Today we enter into phase 2 of our look at the 2010 road to Cooperstown.
Phase 1 was to review the accomplishments and the writers voting patterns of the 11 players returning to the ballot from last year. Phase 2 is to review the accomplishments of the 15 players on the ballot for the first time.
Roberto Alomar 2B played for 7 teams (Padres, Blue Jays, Orioles, Indians, Mets, White Sox, Diamond Backs) over 17 seasons. Lifetime .300 batting average. More than 2700 hits. More than 200 home runs. Within 25 of the 500 steal mark. 12 All Star appearances. 1 All Star MVP. 10 gold gloves, 4 silver sluggers and 1 alcs MVP. Best MVP voting = 3rd
Kevin Appier P played for 4 teams (Royals, A's, Mets, Angels) over 16 seasons. Won 169 games with lifetime era of 3.74. 6 strikeouts shy of 2000. 1 all star game. Best Cy Young Voting =3rd.
Ellis Burks OF played with 5 teams (Red Sox, Rockies, Giants, Indians, White Sox) over 18 seasons. Life time .291 hitter with over 2100 hits, more than 350 homers and less than 20 steals from the 200 mark. 2 All Star Games, 1 Gold Glove, 2 Silver Sluggers. Best MVP voting =3rd
Andres Galarraga 1B played for 7 teams (Expos, Cardinals, Rockies, Braves, Rangers, Giants, Angels) over 19 seasons. With More than 2300 hits and 1 homer shy of the 400 mark Galaragga hit .288 with 128 stolen bases. Played in 5 all star games, won two gold gloves and two silver sluggers. Best MVP voting 6th (twice).
Pat Hentgen P played for 3 teams (Blue Jays, Cardinals, Orioles)over 14 seasons. Hentgen had 131 career wins, a lifetime era of 4.32 and 1,290 strike outs. 3 All Star appearance winner of the AL Cy Young award in 1996.
Mike Jackson P played for 8 teams (Mariners, Giants, Indians, Phillies, Twins, Reds, Astros, White Sox) over 17 seasons. 3.42 ERA 142 Saves and 1006 Strikeouts. Best MVP voting = 21st.

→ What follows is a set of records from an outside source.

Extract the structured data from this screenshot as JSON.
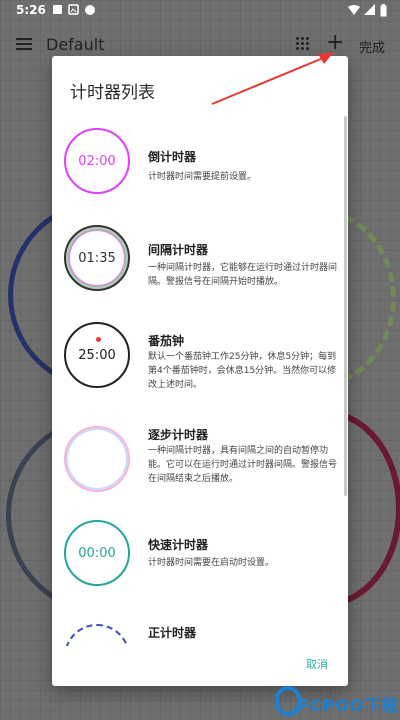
{
  "status_bar": {
    "time": "5:26"
  },
  "app_bar": {
    "title": "Default",
    "done_label": "完成"
  },
  "dialog": {
    "title": "计时器列表",
    "cancel_label": "取消",
    "items": [
      {
        "name": "倒计时器",
        "dial_text": "02:00",
        "dial_color": "#e040fb",
        "description": "计时器时间需要提前设置。"
      },
      {
        "name": "间隔计时器",
        "dial_text": "01:35",
        "dial_color": "#333333",
        "description": "一种间隔计时器，它能够在运行时通过计时器间隔。警报信号在间隔开始时播放。"
      },
      {
        "name": "番茄钟",
        "dial_text": "25:00",
        "dial_color": "#222222",
        "description": "默认一个番茄钟工作25分钟，休息5分钟；每到第4个番茄钟时，会休息15分钟。当然你可以修改上述时间。"
      },
      {
        "name": "逐步计时器",
        "dial_text": "",
        "dial_color": "#f0a8d8",
        "description": "一种间隔计时器，具有间隔之间的自动暂停功能。它可以在运行时通过计时器间隔。警报信号在间隔结束之后播放。"
      },
      {
        "name": "快速计时器",
        "dial_text": "00:00",
        "dial_color": "#26a69a",
        "description": "计时器时间需要在启动时设置。"
      },
      {
        "name": "正计时器",
        "dial_text": "",
        "dial_color": "#3f51b5",
        "description": ""
      }
    ]
  },
  "watermark": {
    "text": "PCPOO下载"
  }
}
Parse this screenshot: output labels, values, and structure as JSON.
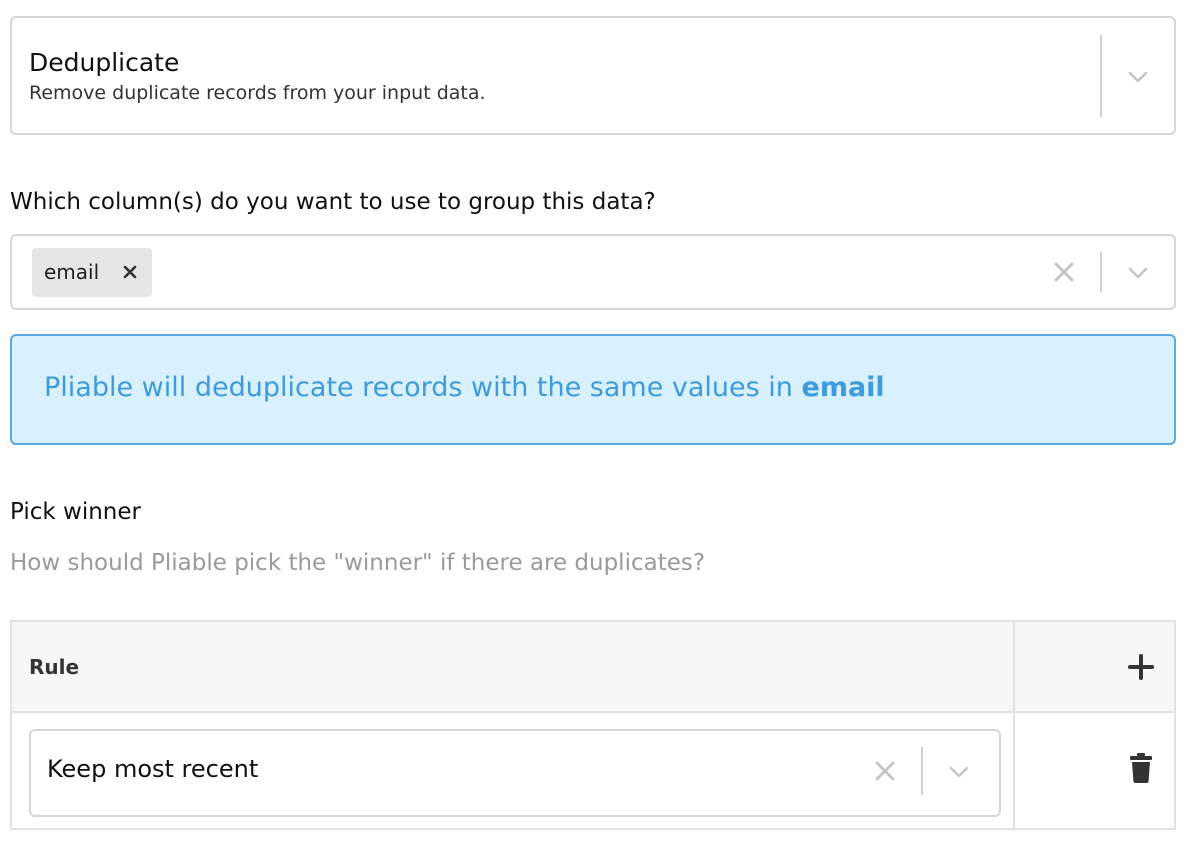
{
  "operation": {
    "title": "Deduplicate",
    "description": "Remove duplicate records from your input data."
  },
  "group_columns": {
    "label": "Which column(s) do you want to use to group this data?",
    "selected": [
      "email"
    ]
  },
  "info": {
    "text_prefix": "Pliable will deduplicate records with the same values in ",
    "column": "email"
  },
  "pick_winner": {
    "title": "Pick winner",
    "help": "How should Pliable pick the \"winner\" if there are duplicates?",
    "table": {
      "header_rule": "Rule",
      "rows": [
        {
          "rule": "Keep most recent"
        }
      ]
    }
  },
  "colors": {
    "info_bg": "#d9f1fd",
    "info_border": "#5aa9e0",
    "info_text": "#3d9bde"
  },
  "icons": {
    "dropdown": "chevron-down-icon",
    "clear": "close-icon",
    "add": "plus-icon",
    "delete": "trash-icon"
  }
}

Eric Karros 1B played for 3 teams (Dodgers A's Cubs) over 14 seasons. A life time .268 hitter Karros ended his career with over 1700 hits and 284 homers. Won the 1992 NL rookie of the year award, 1 Silver Slugger Best MVP Voting Award = 5th.
Ray Lankford OF played for 2 teams (Cardinals, Padres) over 14 seasons. More than 1500 hits with a life time batting average of .272. Hit over 200 homers while swiping over 200 bags. 1 all star game, best MVP voting = 16th.